Il est l’auteur d’une vingtaine de livres et le lauréat de nombreuses distinctions, dont le Prix du Gouverneur général pour son essai Les yeux tristes de mon camion – disponible en livre audio :

Dernier ouvrage :


L’œuvre du grand lièvre Filou
Serge Bouchard, Éditions MultiMondes, 217 pages.

«C’est un livre de voyage... un livre de voyage dans ma vie, à travers l’Amérique », commente l’auteur, en entrevue. «C’est un voyage qui se passe à plusieurs niveaux : au niveau historique, géographique, philosophique, et de façon importante, toponymique – la façon de nommer les lieux.»
   De la route, des paysages, des rencontres, il en a fait beaucoup, au fil des deux millions de kilomètres parcourus dans sa vie.
   «C’est un livre qui a un petit côté testamentaire, dans le bon sens du terme, pas dans le sens négatif.
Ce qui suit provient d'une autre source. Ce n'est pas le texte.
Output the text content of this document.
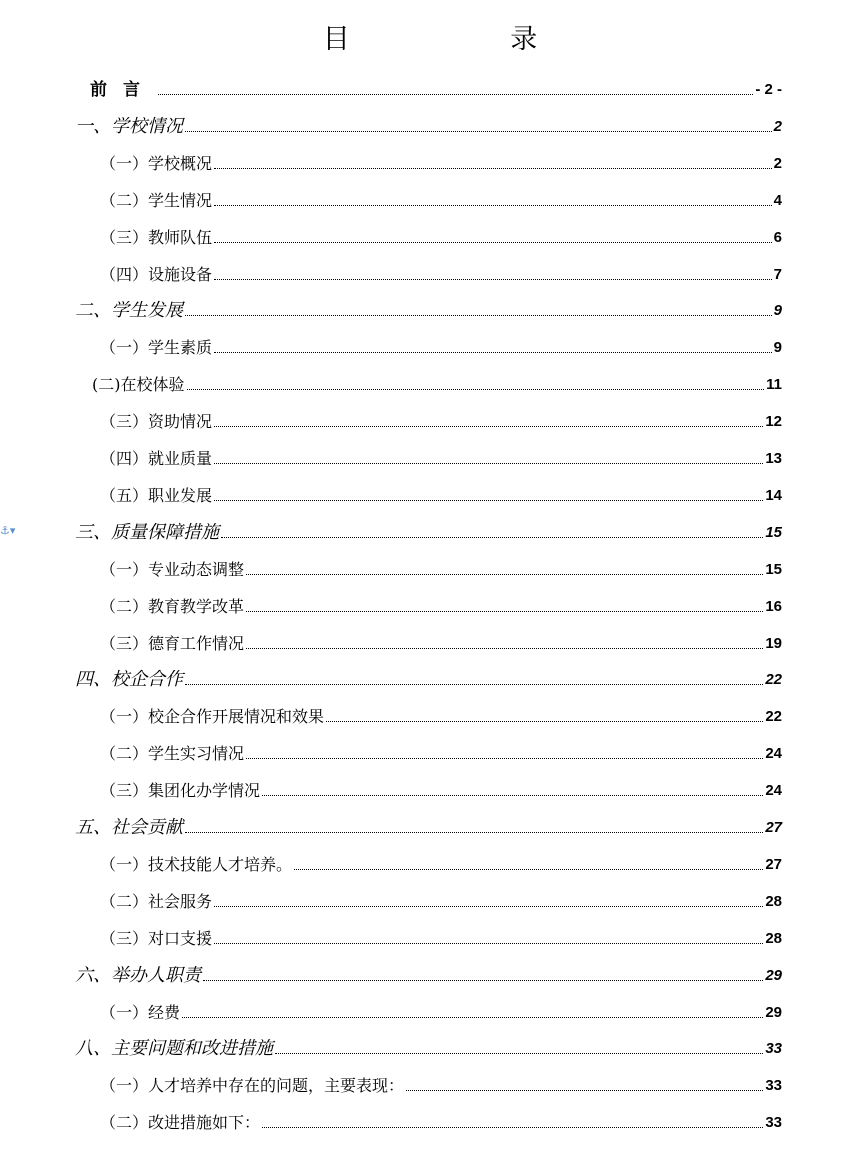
目 录
⚓▾
前言	- 2 -
一、学校情况	2
（一）学校概况	2
（二）学生情况	4
（三）教师队伍	6
（四）设施设备	7
二、学生发展	9
（一）学生素质	9
(二)在校体验	11
（三）资助情况	12
（四）就业质量	13
（五）职业发展	14
三、质量保障措施	15
（一）专业动态调整	15
（二）教育教学改革	16
（三）德育工作情况	19
四、校企合作	22
（一）校企合作开展情况和效果	22
（二）学生实习情况	24
（三）集团化办学情况	24
五、社会贡献	27
（一）技术技能人才培养。	27
（二）社会服务	28
（三）对口支援	28
六、举办人职责	29
（一）经费	29
八、主要问题和改进措施	33
（一）人才培养中存在的问题，主要表现：	33
（二）改进措施如下：	33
Je n’ai plus l’usage de mes jambes. Je ne voyage plus comme je voyageais. C’est un peu un livre qui fait une pause – je dirais même une pause finale. C’est un guide pratique pour apprendre à aimer un territoire, à le connaître, à le visiter, à en parler, à inventer un discours. C’est mon cri du cœur, au fond. Le livre témoigne aussi du fait que je ne me suis pas ennuyé dans ma vie!»